Die Stadt Meinerzhagen hat mit dem Aufzug zu dem Gleis nichts zu tun.
Auch bei der Deutschen Bahn sorge, erklärt ein Sprecher, ein Modul für eine Störungsmeldung im Falle eines Aufzugausfalles. „Wir bekommen sofort eine Meldung, wenn ein Aufzug an einem Bahnhof deutschlandweit ausfällt“, sagt der Pressesprecher. Von dem Zwischenfall am 10. Juli sei der Bahn jedoch nichts bekannt.
Im Gegenteil: „Der Aufzug in Meinerzhagen fährt eigentlich sehr zuverlässig. Uns ist über vermehrte Ausfälle nichts bekannt“, heißt es vonseiten der Bahn. In Notfällen verweist der Bahnsprecher auf unterschiedliche Notrufnummern.
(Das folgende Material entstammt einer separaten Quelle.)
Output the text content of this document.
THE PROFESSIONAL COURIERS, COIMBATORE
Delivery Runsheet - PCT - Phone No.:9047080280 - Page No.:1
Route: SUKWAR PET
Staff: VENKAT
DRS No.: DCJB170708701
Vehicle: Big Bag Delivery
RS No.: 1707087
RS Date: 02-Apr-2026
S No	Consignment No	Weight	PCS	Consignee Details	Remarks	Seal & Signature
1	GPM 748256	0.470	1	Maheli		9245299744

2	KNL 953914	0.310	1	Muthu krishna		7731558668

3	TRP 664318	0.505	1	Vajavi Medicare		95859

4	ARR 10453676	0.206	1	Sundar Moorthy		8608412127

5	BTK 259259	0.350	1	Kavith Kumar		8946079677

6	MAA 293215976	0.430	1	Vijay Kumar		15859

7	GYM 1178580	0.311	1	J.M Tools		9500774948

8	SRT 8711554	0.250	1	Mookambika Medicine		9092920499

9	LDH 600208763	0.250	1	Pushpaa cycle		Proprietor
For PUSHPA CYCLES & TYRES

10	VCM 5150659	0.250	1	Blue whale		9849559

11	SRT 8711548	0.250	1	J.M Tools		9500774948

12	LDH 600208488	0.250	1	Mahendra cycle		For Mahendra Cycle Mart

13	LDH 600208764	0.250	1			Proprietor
Es gebe die Mobilitätsservicenummer und die 3-S-Zentrale in Düsseldorf, „normalerweise hängt auch ein Plakat mit der Nummer der 3-S-Zentrale in einer Vitrine am Bahngleis“, heißt es weiter.
Manche Bahngleise verfügten auch über eine Notrufsäule. „In Meinerzhagen aber wohl eher nicht.“ Außerdem empfiehlt die Deutsche Bahn, sich zusätzlich vor Beginn einer Reise auf ihrer Homepage zu informieren, ob erforderliche Aufzüge auch in Betrieb seien. Dort würden Fahrgäste tagesaktuell über technische Defekte an den Gleisen informiert.
Bei Siegfried Treitz bleibt ein ungutes Gefühl, wenn er jetzt an den Bahnhof in Meinerzhagen denkt. Seine Fahrt in die Flitterwochen bleibt hingegen ungetrübt. „Da hatte ich noch keine Bahnhöfe im Kopf“, sagt Treitz und lächelt. Gearbeitet hat er zu dieser Zeit noch als Dreher und die Hochzeit stand im Mittelpunkt. Vor 57 Jahren habe der Bahnhof in Meinerzhagen sicherlich anders ausgesehen, ist sich der Rentner sicher. Genau wissen kann er es nicht, damals ist er nicht einfach mal aus Neugier ausgestiegen.